Отдыхающие выходили обычно после обеда: с утра проводился христианский час, который на самом деле длился три часа, а вечером, после ужина час этот растягивался на неопределенное время. Беседка привыкла ждать посетителей в середине дня, но заходили они очень редко и не задерживались надолго. Беседка была обычным местом встречь, откуда люди парами или группами отправлялись в лес на продолжительные пешие прогулки. Народ был разный- солидные братья-проповедники, со смиренными женами и резвыми детьми, тонконогая шумная молодежь и любознательные одинокие дамочки.
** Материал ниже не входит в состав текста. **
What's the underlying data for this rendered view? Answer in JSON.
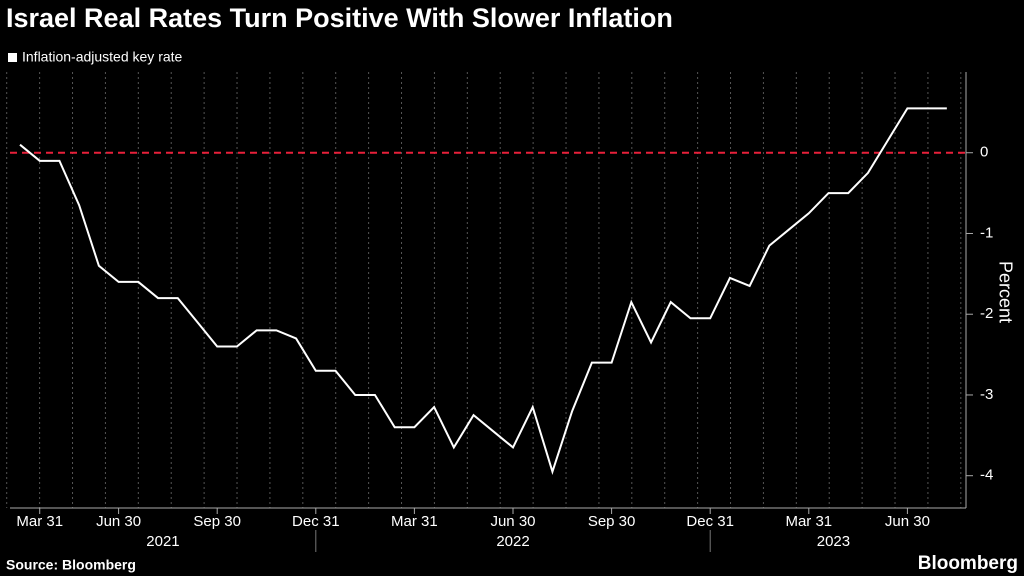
{
  "chart_data": {
    "type": "line",
    "title": "Israel Real Rates Turn Positive With Slower Inflation",
    "source": "Source: Bloomberg",
    "brand": "Bloomberg",
    "y_label": "Percent",
    "categories": [
      null,
      "Mar 31",
      null,
      null,
      null,
      "Jun 30",
      null,
      null,
      null,
      null,
      "Sep 30",
      null,
      null,
      null,
      null,
      "Dec 31",
      null,
      null,
      null,
      null,
      "Mar 31",
      null,
      null,
      null,
      null,
      "Jun 30",
      null,
      null,
      null,
      null,
      "Sep 30",
      null,
      null,
      null,
      null,
      "Dec 31",
      null,
      null,
      null,
      null,
      "Mar 31",
      null,
      null,
      null,
      null,
      "Jun 30",
      null,
      null
    ],
    "year_labels": [
      "2021",
      "2022",
      "2023"
    ],
    "series": [
      {
        "name": "Inflation-adjusted key rate",
        "color": "#ffffff",
        "values": [
          0.1,
          -0.1,
          -0.1,
          -0.65,
          -1.4,
          -1.6,
          -1.6,
          -1.8,
          -1.8,
          -2.1,
          -2.4,
          -2.4,
          -2.2,
          -2.2,
          -2.3,
          -2.7,
          -2.7,
          -3.0,
          -3.0,
          -3.4,
          -3.4,
          -3.15,
          -3.65,
          -3.25,
          -3.45,
          -3.65,
          -3.15,
          -3.95,
          -3.2,
          -2.6,
          -2.6,
          -1.85,
          -2.35,
          -1.85,
          -2.05,
          -2.05,
          -1.55,
          -1.65,
          -1.15,
          -0.95,
          -0.75,
          -0.5,
          -0.5,
          -0.25,
          0.15,
          0.55,
          0.55,
          0.55
        ]
      }
    ],
    "reference_line": {
      "value": 0,
      "color": "#e8203a"
    },
    "ylim": [
      -4.4,
      1
    ],
    "yticks": [
      0,
      -1,
      -2,
      -3,
      -4
    ],
    "grid": true
  }
}
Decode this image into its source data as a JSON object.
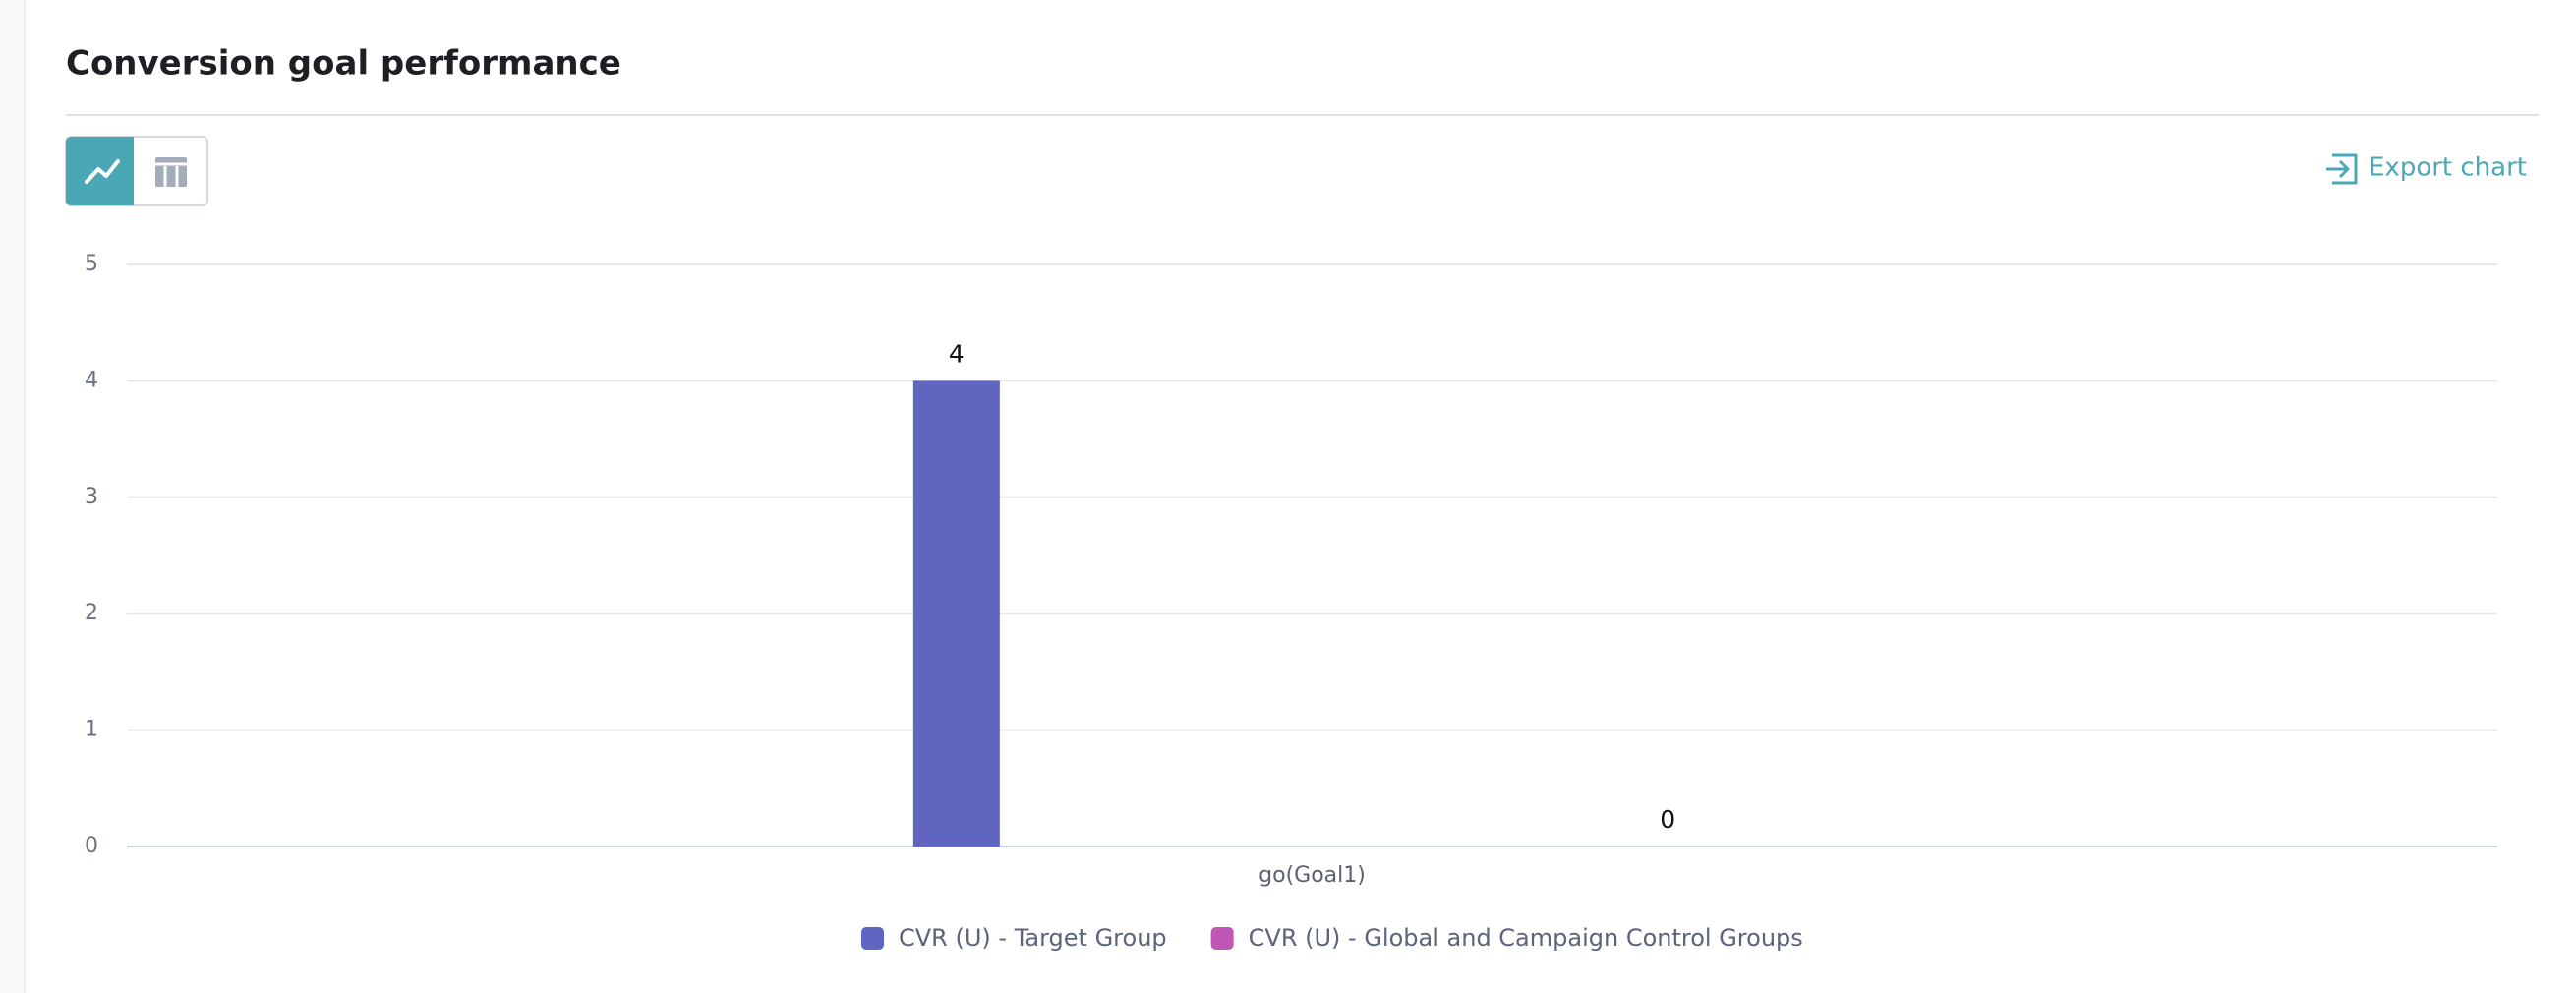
{
  "chart_data": {
    "type": "bar",
    "title": "Conversion goal performance",
    "export_label": "Export chart",
    "categories": [
      "go(Goal1)"
    ],
    "series": [
      {
        "name": "CVR (U) - Target Group",
        "color": "#6065c0",
        "values": [
          4
        ]
      },
      {
        "name": "CVR (U) - Global and Campaign Control Groups",
        "color": "#c157b5",
        "values": [
          0
        ]
      }
    ],
    "ylim": [
      0,
      5
    ],
    "yticks": [
      0,
      1,
      2,
      3,
      4,
      5
    ],
    "grid": true
  }
}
Весь этот разноликий народ стоял или проходил мимо, и очень редко, совсем редко, кто-то входил внутрь беседки перевести дух после подъема в гору и вытрясти камешки из туфель.
Однажды весной, когда холм особенно ярко зеленел, и белые пятна подснежников нежно покрывали его, в беседку забежали две девочки.
-Я первая добежала! - крикнула одна, в рыженьких кудряшках и застучала ладошкой по лавочке.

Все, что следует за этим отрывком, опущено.